Slice against the grain and dress in the right order
If there is one small detail that makes the whole salad feel restaurant level, it is slicing against the grain. You are shortening the muscle fibres, which is exactly what you want when the beef is served in thin slices over greens and legumes. It is also a trick the Church Street Butcher site leans on in other beef salad recipes, where the instruction is simple and direct, rest then thinly slice.
Then dress with intention. With salads like this, you get the best result when the leaves are lightly coated first, then the beef is added on top so it stays glossy and clean, not drowned. You can see that same approach in the site’s beef salad posts, where most of the dressing goes through the greens, then the sliced beef finishes the plate.
Small visual cue worth adding in the article
A tiny diagram showing the grain direction on a steak and which way to slice.
Ingredients
- 500 gram Beef rump steak (fat trimmed)
- Olive oil spray
- 400 gram Chickpeas (canned, rinsed and drained)
- 250 gram Ready to eat baby beetroots (cut into wedges (available in the vegetable section of the supermarket))
- 120 gram Baby spinach and beetroot leaves packet
- 80 gram Goat cheese
- Olive oil, balsamic vinegar and chopped chives (to serve)
Instructions
- Pre-heat a lightly oiled barbecue or char-grill pan over medium-high heat. Season rump steak and cook for 6 to 7 minutes or until cooked to your liking. Set aside on a plate covered with foil.
- Meanwhile, on a large platter combine the chickpeas, beetroots, and baby spinach. Season.
- Slice steak, place on top of the salad and crumble over goat cheese.
- Drizzle with a little olive oil and balsamic vinegar.

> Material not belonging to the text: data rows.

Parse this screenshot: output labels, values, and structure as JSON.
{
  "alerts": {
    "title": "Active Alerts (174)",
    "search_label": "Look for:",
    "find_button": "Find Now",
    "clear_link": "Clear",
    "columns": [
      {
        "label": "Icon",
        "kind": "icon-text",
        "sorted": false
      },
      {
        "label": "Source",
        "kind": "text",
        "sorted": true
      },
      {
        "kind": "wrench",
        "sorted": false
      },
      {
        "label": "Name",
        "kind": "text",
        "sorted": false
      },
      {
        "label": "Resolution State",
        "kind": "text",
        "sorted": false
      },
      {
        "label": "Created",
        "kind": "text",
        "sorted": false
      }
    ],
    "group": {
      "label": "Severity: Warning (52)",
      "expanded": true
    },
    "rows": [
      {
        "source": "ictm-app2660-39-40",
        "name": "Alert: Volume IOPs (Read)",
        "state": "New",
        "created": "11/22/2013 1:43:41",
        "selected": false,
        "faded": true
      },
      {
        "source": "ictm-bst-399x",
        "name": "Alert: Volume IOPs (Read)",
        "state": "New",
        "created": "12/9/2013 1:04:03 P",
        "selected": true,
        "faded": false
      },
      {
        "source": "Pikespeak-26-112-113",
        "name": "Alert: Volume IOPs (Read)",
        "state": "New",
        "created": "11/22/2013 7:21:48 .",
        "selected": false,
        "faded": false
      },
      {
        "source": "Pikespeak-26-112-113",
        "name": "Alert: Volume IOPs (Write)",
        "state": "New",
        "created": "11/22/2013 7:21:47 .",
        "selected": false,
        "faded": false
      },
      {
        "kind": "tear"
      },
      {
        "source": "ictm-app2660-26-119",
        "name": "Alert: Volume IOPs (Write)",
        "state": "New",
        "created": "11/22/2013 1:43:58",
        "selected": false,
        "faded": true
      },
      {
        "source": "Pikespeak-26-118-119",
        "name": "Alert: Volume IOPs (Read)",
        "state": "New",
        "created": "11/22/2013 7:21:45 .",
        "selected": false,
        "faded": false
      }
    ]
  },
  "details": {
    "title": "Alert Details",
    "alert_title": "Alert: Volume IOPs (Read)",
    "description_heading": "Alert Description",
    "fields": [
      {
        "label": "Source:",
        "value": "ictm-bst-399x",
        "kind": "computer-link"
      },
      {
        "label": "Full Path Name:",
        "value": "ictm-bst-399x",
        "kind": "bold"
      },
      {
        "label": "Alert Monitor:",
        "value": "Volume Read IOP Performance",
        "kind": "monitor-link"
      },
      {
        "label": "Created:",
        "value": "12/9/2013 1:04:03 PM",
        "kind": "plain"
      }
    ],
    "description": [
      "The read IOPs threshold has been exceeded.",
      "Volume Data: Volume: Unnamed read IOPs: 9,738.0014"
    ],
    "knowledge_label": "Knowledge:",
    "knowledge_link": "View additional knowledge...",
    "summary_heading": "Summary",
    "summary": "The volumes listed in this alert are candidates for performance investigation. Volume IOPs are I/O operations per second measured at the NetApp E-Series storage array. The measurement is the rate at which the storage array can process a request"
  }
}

Sprinkle with chives, to serve.
Melbourne friendly variations that still feel butcher approved
The original build is already a shortcut friendly win. Canned chickpeas and ready to eat baby beetroot mean you can focus your time on cooking the steak properly, which is where the flavour lives. This a very practical way to cook, keep the method tight, let the main ingredient do the talking.
From there, you can make it suit the day without breaking the logic of the recipe. Swap the leaves to suit what is looking good at the greengrocer, rocket for bite, cos for crunch, or a softer mix if you want it gentler. Keep the salty creamy element, goat cheese is in the base recipe, but a similar style of crumbly cheese works too. Serve it as a lighter summer dinner, or make it a heartier lunch with crusty bread on the side, especially if you are feeding bigger appetites.
If you have cooked for meat based salads before, it feels familiar. The Church Street Butcher blog already leans into salads that eat like a meal, steak plus bold greens plus something with substance, and this one sits neatly in that lane.